Alchimie

Publié le 20.07.2015

Cher journal,

Zotime et moi-même, nous faisions la cour à Myriam, qui, délicatement, prit prétexte de ce que nous étions des gentils pour repousser nos avances. La rumeur, probablement née dans une coupe de vin, lui prêtait le don de transformer les métaux, et nous nous échauffâmes l’un l’autre en imaginant que le premier de nous deux qui bousculerait le plomb au point d’en faire une matière plus noble, gagnerait le coeur de la femme. J’abandonnais assez vite la partie, parce j’avais l’impression de passer ma vie dans les cuisines. L’acharnement de mon ami ne lui valut rien, Myriam disparut, et nous en vînmes à nous demander si elle même ne provenait pas de notre imagination. Mais Zotime devint fou et persista.
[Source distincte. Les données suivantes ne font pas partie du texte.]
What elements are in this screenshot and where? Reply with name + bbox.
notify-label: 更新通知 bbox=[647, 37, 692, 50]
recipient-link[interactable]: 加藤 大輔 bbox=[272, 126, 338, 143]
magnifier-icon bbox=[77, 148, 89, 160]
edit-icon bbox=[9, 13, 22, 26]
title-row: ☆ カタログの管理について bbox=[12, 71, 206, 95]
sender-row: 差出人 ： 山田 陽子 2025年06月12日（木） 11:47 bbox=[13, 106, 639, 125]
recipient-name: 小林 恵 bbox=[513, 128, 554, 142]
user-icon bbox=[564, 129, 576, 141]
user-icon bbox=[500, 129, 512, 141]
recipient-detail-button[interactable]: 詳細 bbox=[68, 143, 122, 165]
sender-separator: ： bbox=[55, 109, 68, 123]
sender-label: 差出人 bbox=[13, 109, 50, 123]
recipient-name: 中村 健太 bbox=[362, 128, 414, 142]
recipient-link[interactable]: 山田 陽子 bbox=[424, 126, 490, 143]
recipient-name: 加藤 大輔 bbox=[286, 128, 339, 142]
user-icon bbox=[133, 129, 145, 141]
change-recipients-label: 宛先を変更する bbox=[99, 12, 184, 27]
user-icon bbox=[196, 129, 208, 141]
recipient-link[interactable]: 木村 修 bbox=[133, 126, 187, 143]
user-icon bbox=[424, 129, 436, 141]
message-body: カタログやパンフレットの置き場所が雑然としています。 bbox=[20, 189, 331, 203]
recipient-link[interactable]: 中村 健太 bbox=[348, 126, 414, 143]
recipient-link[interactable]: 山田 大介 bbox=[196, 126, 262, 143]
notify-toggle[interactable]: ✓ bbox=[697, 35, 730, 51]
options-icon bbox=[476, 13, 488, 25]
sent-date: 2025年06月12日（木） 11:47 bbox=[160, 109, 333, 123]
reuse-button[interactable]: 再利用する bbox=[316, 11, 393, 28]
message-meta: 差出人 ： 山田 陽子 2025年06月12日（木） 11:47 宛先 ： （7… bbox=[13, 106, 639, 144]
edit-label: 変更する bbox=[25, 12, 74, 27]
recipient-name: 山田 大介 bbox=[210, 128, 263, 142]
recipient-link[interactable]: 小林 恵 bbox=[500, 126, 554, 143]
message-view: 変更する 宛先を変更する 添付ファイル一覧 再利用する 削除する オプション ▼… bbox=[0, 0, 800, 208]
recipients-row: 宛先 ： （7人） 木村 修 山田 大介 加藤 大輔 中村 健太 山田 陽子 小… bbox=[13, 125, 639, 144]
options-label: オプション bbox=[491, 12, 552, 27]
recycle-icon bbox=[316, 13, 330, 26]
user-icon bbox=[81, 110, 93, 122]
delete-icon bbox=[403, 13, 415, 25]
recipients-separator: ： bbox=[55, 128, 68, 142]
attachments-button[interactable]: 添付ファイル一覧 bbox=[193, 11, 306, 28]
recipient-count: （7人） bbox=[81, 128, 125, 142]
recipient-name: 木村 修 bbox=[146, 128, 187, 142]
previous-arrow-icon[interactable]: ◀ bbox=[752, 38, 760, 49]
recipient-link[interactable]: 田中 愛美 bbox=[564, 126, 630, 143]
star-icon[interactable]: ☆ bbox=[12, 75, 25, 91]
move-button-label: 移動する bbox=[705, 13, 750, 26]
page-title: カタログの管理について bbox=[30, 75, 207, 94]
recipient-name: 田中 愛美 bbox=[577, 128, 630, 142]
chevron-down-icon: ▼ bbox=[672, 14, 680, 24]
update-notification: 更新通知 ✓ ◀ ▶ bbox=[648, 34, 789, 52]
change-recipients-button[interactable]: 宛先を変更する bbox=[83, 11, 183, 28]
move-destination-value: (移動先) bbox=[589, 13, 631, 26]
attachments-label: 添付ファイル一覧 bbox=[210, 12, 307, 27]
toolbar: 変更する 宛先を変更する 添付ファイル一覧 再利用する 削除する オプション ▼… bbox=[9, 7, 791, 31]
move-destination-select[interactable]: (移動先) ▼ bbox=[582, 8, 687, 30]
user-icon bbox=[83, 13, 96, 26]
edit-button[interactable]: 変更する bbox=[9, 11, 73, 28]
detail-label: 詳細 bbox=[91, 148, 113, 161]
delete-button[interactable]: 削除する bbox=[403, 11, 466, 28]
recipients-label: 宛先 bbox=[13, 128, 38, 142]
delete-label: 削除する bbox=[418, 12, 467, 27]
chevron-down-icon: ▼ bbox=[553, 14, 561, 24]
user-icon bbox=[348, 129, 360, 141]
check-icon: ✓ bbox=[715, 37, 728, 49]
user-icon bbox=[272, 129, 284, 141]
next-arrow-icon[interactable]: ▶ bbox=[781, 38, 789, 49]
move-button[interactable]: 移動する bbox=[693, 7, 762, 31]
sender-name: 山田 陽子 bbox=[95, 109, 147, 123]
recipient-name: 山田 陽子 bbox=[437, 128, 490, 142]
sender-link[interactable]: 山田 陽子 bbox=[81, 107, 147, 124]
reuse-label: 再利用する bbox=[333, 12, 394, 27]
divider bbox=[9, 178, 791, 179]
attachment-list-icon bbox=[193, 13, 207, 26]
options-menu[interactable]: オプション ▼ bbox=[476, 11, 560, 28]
Quelques siècles plus tard, découvrant que ses rouleaux de papiers circulaient encore, et que toute une matière en débordait à présent, je fus à nouveau pris de la fièvre alchimique. Et je rechutais à de nombreuses reprises, à peu près jusqu’à ma tardive conversion à une autre religion. Par la suite, devenu intolérable comme tous les prosélytes, je tentais en vain de dissuader les autres de s’enfoncer dans cette voie sans issue. Un matin, je vins frapper à la porte du laboratoire de Monsieur Newton pour le supplier de ne pas perdre son temps à lire le Theatrum Chemicum. J’avoue, honteux, que je tentais bêtement de racheter ce que je percevais comme une faute. Des décennies auparavant, j’avais moi-même levé les caractères de parties entières de ce texte sur une casse; ma brève occupation de typographe tenait autant à une nécessité alimentaire qu’au plaisir que je pouvais prendre à manipuler le plomb mêlé d’antimoine dont on tirait alors les caractères d’imprimerie, à mes yeux un signe clair que la presse et l’alchimie s’unissaient par une de ces sympathies mystérieuses que le goût du moment amenait à distinguer un peu partout. Newton me traîta de cartésien avec mépris et me mit à la porte sans ménagement. Un an plus tard, comme nous dînions ensemble dans son collège, j’eus une longue conversation théologique avec lui, bien plus civile que la précédente, mais aussi peu fertile. Après coup, je me dis que j’aurais mieux fait de le laisser tranquille.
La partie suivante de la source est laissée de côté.